Enfin, il écrivit une dernière lettre, longue celle-là et destinée au comte de Provence qu'il confierait au père Angelotti. C'était une sorte de serment d'allégeance, rédigé dans un style élégant comme l'aimait Monsieur, plein de formules diplomatiques destinées à persuader le prince d'un dévouement qui n'avait plus d'autre but que le faire roi aussi vite que possible. Il ajouta quelques mots touchant au " joyau disparu " en disant qu'il ferait de son mieux pour essayer d'en retrouver la trace mais sans trop s'avancer. Il ne saurait être question pour Antraigues de prendre des engagements fermes et cela pour deux raisons dont il n'exposait qu'une seule : la difficulté qu'il y aurait à arracher la fabuleuse Toison à Batz, qui était loin d'être un enfant de chour ; la seconde était tout simplement qu'en cas de succès, Antraigues était bien décidé à la garder pour lui. Il connaissait la merveille pour l'avoir vue portée un jour par Louis XVI. Il y avait là de quoi assurer la fortune de plusieurs générations. Or, depuis le 9 février, le comte était père d'un petit garçon prénommé Jules sur lequel une nourrice veillait plus attentivement que ne le faisait la mère, pour qui l'entretien de sa voix était la grande préoccupation quotidienne. Cet enfant était le talon d'Achille d'un homme qui, avant son arrivée, ignorait qu'il pût éprouver tendresse et désir de protéger plus faible que lui. Certes, il voulait la fortune pour lui-même, mais il la voulait aussi pour cet enfant et les sommes versées par Las Casas au nom de l'Espagne ne représentaient pas un revenu suffisant. Il fallait trouver autre chose et le père Angelotti venait, sans le savoir, de lui donner des idées.

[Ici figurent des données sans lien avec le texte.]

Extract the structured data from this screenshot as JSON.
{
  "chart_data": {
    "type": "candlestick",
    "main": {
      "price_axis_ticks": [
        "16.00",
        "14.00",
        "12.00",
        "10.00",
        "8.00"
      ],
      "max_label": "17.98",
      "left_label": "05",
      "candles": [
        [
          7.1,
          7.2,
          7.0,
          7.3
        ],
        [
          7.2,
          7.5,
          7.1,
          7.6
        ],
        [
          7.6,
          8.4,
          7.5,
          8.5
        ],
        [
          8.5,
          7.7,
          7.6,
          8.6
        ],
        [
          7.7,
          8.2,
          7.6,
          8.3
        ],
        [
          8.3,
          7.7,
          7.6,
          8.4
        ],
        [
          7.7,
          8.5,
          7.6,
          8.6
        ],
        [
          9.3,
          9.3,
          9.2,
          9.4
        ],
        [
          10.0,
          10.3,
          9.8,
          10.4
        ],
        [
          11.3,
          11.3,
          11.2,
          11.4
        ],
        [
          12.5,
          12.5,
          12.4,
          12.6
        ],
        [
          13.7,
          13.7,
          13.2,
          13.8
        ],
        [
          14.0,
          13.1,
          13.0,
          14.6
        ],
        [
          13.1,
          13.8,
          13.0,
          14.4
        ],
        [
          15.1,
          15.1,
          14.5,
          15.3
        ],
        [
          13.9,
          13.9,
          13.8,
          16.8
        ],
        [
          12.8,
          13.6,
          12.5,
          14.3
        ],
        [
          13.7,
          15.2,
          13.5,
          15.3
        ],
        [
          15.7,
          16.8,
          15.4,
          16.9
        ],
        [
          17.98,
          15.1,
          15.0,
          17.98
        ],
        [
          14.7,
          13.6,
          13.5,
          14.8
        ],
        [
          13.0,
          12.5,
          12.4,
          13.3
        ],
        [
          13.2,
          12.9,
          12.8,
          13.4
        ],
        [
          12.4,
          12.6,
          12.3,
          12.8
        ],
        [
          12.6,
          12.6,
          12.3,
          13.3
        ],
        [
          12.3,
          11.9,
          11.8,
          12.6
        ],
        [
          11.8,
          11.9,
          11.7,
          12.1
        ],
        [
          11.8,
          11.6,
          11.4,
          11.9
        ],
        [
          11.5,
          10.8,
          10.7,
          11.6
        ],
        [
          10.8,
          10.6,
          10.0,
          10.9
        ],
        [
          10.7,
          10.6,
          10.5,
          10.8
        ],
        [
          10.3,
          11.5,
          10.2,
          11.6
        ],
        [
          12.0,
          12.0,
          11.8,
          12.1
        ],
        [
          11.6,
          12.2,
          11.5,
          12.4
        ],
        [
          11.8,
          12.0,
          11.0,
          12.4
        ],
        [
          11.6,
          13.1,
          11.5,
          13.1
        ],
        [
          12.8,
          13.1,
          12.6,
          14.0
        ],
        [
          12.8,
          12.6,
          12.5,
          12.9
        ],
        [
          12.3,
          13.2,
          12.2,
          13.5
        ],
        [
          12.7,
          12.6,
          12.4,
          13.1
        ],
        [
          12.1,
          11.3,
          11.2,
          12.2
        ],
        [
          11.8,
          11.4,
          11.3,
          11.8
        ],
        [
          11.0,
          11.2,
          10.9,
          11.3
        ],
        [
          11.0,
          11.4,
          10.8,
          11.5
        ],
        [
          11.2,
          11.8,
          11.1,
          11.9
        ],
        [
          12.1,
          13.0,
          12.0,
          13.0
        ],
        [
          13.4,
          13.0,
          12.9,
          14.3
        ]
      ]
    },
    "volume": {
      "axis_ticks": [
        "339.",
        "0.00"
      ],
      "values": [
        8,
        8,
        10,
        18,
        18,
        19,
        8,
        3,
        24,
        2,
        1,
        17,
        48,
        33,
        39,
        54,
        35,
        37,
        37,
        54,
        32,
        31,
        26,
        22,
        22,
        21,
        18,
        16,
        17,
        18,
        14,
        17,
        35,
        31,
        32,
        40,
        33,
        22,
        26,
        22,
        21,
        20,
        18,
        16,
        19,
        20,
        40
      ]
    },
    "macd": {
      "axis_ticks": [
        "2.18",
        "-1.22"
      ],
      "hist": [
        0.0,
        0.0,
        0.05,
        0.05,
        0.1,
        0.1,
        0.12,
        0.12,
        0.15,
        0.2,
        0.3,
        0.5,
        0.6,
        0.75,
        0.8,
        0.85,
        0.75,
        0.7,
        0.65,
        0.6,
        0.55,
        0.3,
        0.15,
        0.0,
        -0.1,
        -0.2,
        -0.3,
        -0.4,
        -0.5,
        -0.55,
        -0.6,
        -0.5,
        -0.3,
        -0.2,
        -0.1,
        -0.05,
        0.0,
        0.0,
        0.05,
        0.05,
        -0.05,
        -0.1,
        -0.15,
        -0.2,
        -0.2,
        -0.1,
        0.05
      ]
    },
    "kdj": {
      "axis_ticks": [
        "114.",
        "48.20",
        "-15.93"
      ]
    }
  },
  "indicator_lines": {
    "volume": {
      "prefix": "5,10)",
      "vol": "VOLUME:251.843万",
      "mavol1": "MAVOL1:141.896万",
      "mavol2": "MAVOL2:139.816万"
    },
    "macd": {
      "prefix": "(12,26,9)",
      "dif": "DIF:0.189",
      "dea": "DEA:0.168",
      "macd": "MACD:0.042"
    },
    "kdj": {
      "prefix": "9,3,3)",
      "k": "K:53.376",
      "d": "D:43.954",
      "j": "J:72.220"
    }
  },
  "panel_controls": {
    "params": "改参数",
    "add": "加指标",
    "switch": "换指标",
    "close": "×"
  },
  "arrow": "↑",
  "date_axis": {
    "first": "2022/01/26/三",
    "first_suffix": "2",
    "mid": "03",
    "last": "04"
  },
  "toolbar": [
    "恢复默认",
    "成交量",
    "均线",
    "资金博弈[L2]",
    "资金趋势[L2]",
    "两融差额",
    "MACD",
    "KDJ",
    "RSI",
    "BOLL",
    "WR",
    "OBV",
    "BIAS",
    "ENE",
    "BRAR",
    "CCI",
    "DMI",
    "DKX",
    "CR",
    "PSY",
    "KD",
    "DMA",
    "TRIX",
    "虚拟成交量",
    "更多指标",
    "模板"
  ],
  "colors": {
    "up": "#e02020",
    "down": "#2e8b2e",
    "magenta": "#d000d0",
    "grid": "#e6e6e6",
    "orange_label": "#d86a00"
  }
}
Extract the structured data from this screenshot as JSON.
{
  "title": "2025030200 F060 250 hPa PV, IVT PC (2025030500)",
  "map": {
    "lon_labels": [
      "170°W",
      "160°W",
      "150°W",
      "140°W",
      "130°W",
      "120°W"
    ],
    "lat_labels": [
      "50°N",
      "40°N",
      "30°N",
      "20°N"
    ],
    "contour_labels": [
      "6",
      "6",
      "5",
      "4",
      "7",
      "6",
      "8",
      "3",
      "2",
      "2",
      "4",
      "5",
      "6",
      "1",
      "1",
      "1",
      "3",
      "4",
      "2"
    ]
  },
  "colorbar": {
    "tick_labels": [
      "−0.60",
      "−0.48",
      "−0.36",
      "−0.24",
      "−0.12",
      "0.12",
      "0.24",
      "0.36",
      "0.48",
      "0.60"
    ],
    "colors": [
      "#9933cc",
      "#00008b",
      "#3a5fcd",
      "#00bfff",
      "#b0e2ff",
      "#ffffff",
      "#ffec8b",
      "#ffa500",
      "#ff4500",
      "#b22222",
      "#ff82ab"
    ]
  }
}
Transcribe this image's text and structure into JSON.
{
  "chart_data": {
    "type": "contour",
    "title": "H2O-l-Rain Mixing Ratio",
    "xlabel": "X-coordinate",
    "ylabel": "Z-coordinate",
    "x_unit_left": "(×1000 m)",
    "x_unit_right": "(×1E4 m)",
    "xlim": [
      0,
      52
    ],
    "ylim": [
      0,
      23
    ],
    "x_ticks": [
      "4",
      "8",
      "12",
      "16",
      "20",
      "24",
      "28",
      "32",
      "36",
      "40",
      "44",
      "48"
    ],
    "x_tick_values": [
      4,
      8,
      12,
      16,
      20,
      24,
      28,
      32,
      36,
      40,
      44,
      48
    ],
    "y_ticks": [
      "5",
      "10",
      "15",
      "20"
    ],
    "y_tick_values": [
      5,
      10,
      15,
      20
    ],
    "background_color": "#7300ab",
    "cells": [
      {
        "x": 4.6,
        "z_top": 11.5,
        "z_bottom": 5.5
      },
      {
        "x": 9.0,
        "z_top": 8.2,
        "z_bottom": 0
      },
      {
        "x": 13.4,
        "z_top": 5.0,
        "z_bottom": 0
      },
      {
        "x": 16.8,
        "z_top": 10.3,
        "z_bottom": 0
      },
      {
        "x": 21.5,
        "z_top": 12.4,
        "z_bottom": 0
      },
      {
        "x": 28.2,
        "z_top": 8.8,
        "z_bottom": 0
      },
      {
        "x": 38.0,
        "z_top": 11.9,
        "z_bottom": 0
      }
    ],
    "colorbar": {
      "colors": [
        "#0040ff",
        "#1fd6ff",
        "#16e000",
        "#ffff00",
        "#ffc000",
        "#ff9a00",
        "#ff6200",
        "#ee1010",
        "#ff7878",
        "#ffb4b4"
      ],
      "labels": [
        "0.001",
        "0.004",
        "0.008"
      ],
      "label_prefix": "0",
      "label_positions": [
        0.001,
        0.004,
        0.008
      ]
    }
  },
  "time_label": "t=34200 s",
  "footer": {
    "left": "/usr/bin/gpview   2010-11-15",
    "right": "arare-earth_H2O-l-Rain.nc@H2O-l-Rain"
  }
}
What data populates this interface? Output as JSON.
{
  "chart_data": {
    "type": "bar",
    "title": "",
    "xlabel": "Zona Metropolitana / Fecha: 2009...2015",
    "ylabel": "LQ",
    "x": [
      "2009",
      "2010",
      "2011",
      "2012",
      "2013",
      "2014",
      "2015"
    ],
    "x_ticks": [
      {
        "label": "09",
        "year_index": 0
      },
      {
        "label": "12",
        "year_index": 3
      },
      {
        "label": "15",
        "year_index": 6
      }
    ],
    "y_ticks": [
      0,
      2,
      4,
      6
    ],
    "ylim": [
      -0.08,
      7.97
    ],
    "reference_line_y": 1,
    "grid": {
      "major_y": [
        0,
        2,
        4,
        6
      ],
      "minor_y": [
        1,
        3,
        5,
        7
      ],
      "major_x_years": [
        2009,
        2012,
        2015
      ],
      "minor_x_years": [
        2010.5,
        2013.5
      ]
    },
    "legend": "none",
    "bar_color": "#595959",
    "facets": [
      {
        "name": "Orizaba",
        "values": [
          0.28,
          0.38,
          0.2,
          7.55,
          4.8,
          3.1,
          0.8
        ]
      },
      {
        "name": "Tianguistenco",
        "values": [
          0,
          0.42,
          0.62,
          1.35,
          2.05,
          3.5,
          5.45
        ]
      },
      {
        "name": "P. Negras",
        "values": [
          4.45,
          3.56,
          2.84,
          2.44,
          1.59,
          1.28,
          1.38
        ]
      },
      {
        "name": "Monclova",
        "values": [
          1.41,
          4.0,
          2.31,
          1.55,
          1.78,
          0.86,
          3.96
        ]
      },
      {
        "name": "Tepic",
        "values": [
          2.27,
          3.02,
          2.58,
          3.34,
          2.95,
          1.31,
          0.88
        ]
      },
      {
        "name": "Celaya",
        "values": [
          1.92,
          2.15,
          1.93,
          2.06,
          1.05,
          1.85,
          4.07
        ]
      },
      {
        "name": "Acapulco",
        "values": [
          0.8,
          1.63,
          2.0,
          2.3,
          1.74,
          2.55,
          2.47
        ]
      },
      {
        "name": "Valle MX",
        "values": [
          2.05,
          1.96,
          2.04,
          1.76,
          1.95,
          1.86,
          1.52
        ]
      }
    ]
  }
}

Son courrier achevé, Antraigues se laissa aller dans son fauteuil, s'accouda confortablement, posa son menton dans sa main et s'accorda enfin cette profonde rêverie que les événements du jour ne lui avaient pas permise; elle n'avait rien de sombre, elle se parait au contraire des couleurs éclatantes de la Toison avec son fabuleux diamant bleu, son fantastique rubis et la collection de diamants gros ou petits qui la composaient. Il ne pouvait être question de confier à qui que ce soit la quête de cette splendeur. Seul, le Régent, l'énorme diamant rosé, avait peut-être plus de valeur quoique plus difficile à négocier ; et puis Danton, qui avait toujours besoin d'argent pour parer sa jeune et jolie femme, avait dû poser dessus son énorme patte... De toute façon l'on pourrait s'en occuper plus tard. Pour le moment il fallait retrouver la Toison d'Or...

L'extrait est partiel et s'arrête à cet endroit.